Our personal relationships are ultimately the biggest indicator of happiness. Those with good networks of friends, family, colleagues and recreational acquaintances are happier and healthier overall. Loneliness is considered to be the most detrimental indicator of poor health. Dr Mark Hyman states that the poor health caused by loneliness and isolation is the equivalent of smoking two packets of cigarettes per day. Humans are pack animals and require relationships. It is in our biology to need social networks and interactions, otherwise we would have failed to survive. With society the way it is now, there is so much less need for other humans for survival. This has been catastrophic for our species as we are seeing more loneliness than ever with 40% of people in globalised cultures claiming to be lonely (Keltner, 2023). It is no wonder therefore, that our health suffers without the relational nurture and stimulation our biology demands. Areas in the brain such as the default mode network and the dopamine system are reduced in the brains of lonely people, causing reduced cognitive function and reduction in motivation and energy. There is a reported increase in activity of the amygdala, an area associated with stress and danger. Loneliness literally causes brain damage.

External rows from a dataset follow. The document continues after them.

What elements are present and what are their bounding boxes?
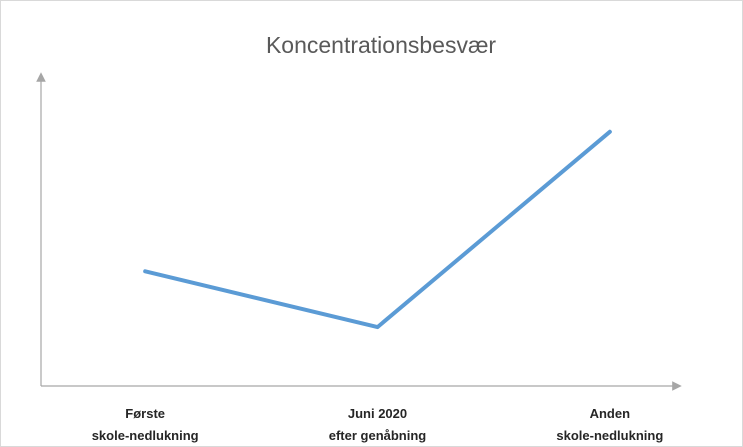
- x-tick-label: Anden skole-nedlukning: [556, 406, 664, 443]
- data-line: [143, 129, 612, 330]
- x-tick-label: Juni 2020 efter genåbning: [328, 406, 427, 443]
- x-tick-label: Første skole-nedlukning: [91, 406, 199, 443]
- chart-title: Koncentrationsbesvær: [266, 32, 496, 58]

This is not a reflection of romantic relationships either. Any form of friendship or community serves to reduce loneliness and improve health. In fact, studies have shown that people in unhappy or abusive relationships show far more detrimental effects than someone that is alone. Robin Williams is quoted to have said “I would rather be alone than be around people that make me feel lonely”. So the pursuit of companionship in a romantic relationship is not necessary. Finding hobbies, walking groups, fitness classes, library groups, anything that offers a source of connection will ultimately reduce the long term effects of loneliness.
This is not to say that periods of solitude in your life are bad. On the contrary. Part of our soul journey in each life is to experience certain pain. I know for me personally, my periods of solitude have been dark and sometimes lonely but were absolutely necessary for me to take the next step in my journey. There are times where the Divine removes you from everyone and everything in order for you to understand, to experience, to evolve, to be. Alone and lonely are not the same thing. Leaning into a solitary time or dark night of the soul is not the same as chronic loneliness.
In any case, cultivating a regular practise of gratitude, awe, exercise, relational interaction and filling ones life with meaningful pursuits, all contribute to a happier and healthier life.